Presently I saw some of our natives marching homewards in a scattered and disorganised fashion, but evidently very proud of themselves, for they were waving their assegais and singing scraps of war-songs. A few minutes later, a mile or more away, I caught sight of a man running.
Watching him through the glasses I noted three things: first, that he was tall; secondly, that he ran with extraordinary swiftness; and, thirdly, that he had something tied upon his back. It was evident, further, that he had good reason to run, since he was being hunted by a number of our Kaffirs, of whom more and more continually joined in the chase.

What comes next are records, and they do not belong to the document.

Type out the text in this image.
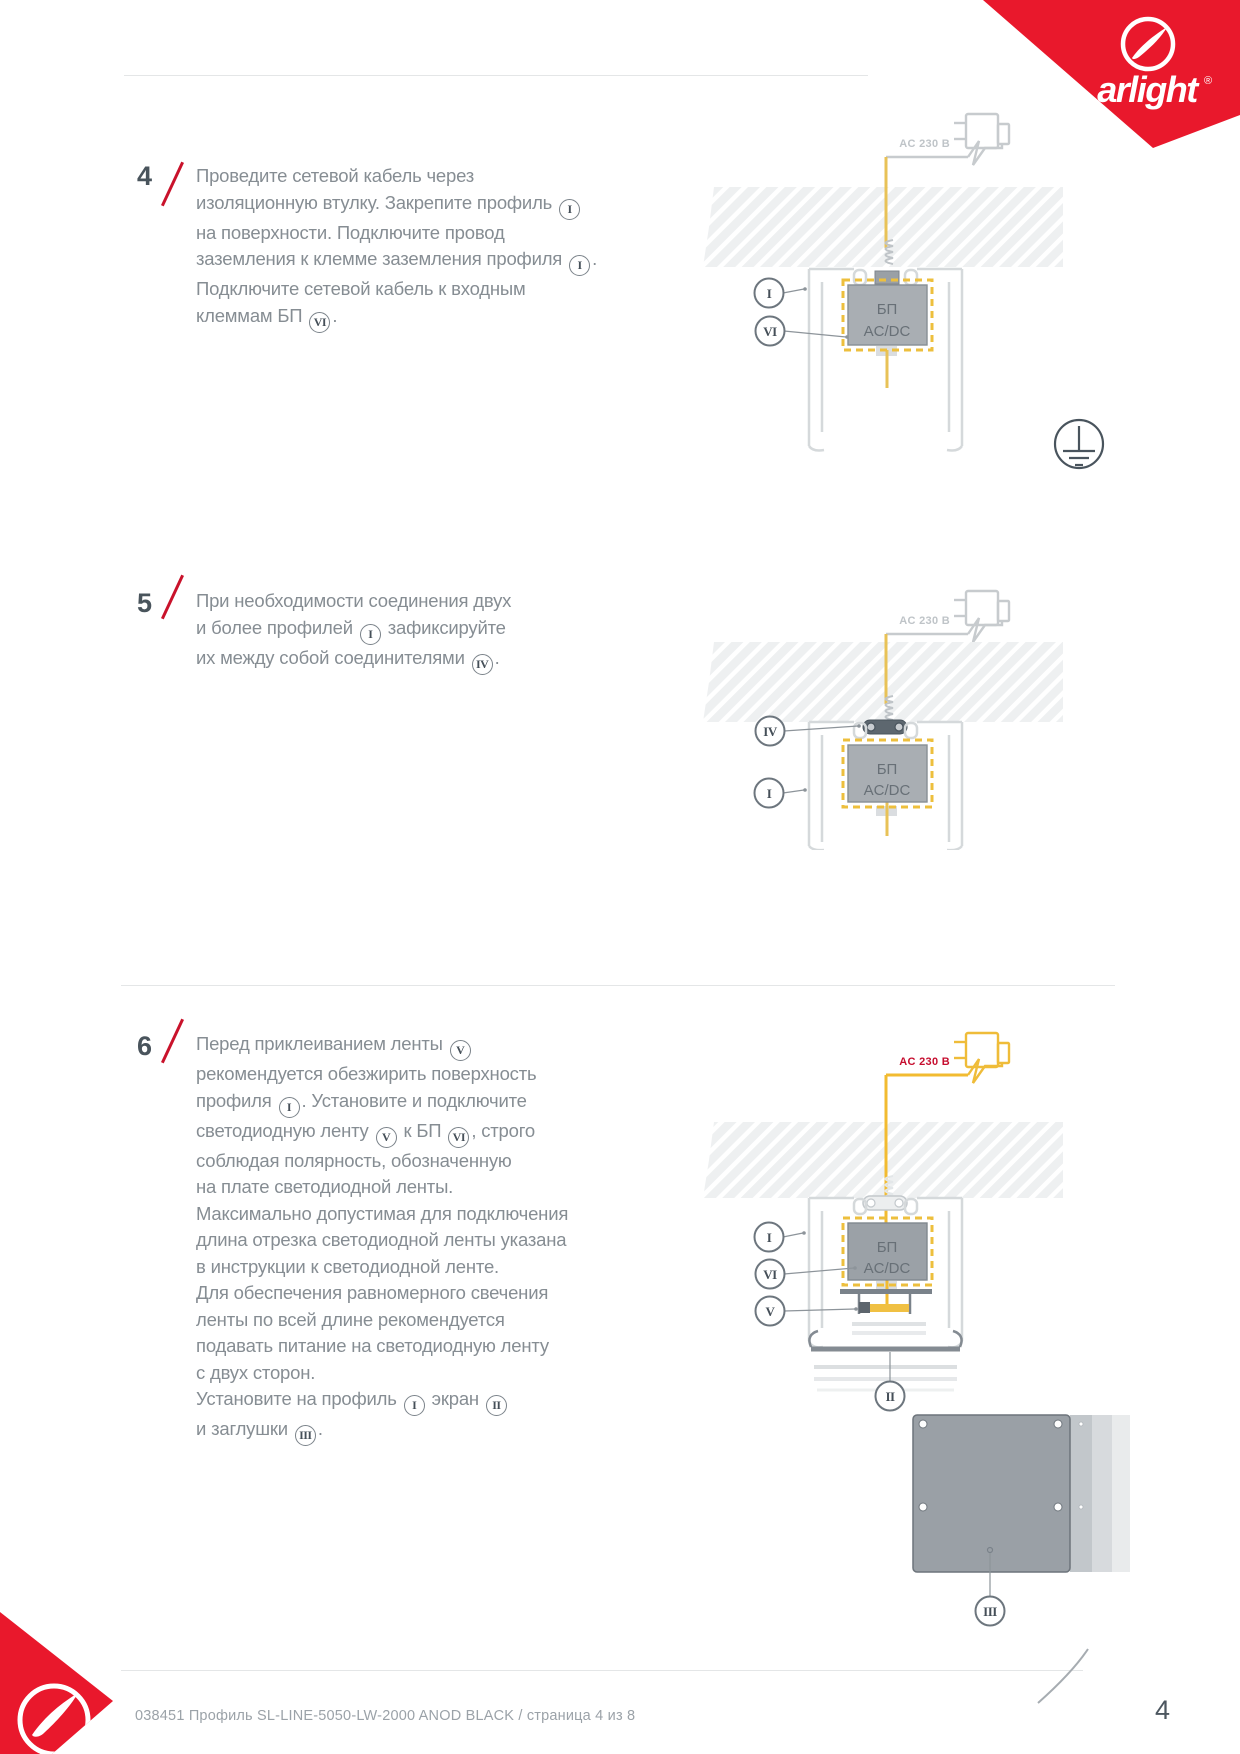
arlight ®
4 Проведите сетевой кабель через
изоляционную втулку. Закрепите профиль I
на поверхности. Подключите провод
заземления к клемме заземления профиля I .
Подключите сетевой кабель к входным
клеммам БП VI .
AC 230 В
БП
AC/DC
I
VI
5 При необходимости соединения двух
и более профилей I зафиксируйте
их между собой соединителями IV .
AC 230 В
БП
AC/DC
IV
I
6 Перед приклеиванием ленты V
рекомендуется обезжирить поверхность
профиля I . Установите и подключите
светодиодную ленту V к БП VI , строго
соблюдая полярность, обозначенную
на плате светодиодной ленты.
Максимально допустимая для подключения
длина отрезка светодиодной ленты указана
в инструкции к светодиодной ленте.
Для обеспечения равномерного свечения
ленты по всей длине рекомендуется
подавать питание на светодиодную ленту
с двух сторон.
Установите на профиль I экран II
и заглушки III .
AC 230 В
БП
AC/DC
I
VI
V
II
III
038451 Профиль SL-LINE-5050-LW-2000 ANOD BLACK / страница 4 из 8	4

From every side they poured down upon him, trying to cut him off and kill him, for as they got nearer I could see the assegais which they threw at him flash in the sunlight.
Very soon I understood that the man was running with a definite object and to a definite point; he was trying to reach the river. I thought the sight very pitiful, this one poor creature being hunted to death by so many. Also I wondered why he did not free himself from the bundle on his back, and came to the conclusion that he must be a witch-doctor, and that the bundle contained his precious charms or medicines.
This was while he was yet a long way off, but when he came nearer, within three or four hundred yards, of a sudden I caught the outline of his face against a good background, and knew it for that of Magepa.
"My God!" I said to myself, "it is old Magepa the Buck, and the bundle in the mat will be his grandson, Sinala!"
Yes, even then I felt certain that he was carrying the child upon his back.
What was I to do? It was impossible for me to cross the river at that place, and long before I could get round by the ford all would be finished. I stood up on my rock and shouted to those brutes of Kaffirs to let the man alone. They were so excited that they did not hear my words; at least, they swore afterwards that they thought I was encouraging them to hunt him down.
But Magepa heard me. At that moment he seemed to be failing, but the sight of me appeared to give him fresh strength. He gathered himself together and leapt forward at a really surprising speed. Now the river was not more than three hundred yards away from him, and for the first two hundred of these he quite outdistanced his pursuers, although they were most of them young men and comparatively fresh. Then once more his strength began to fail.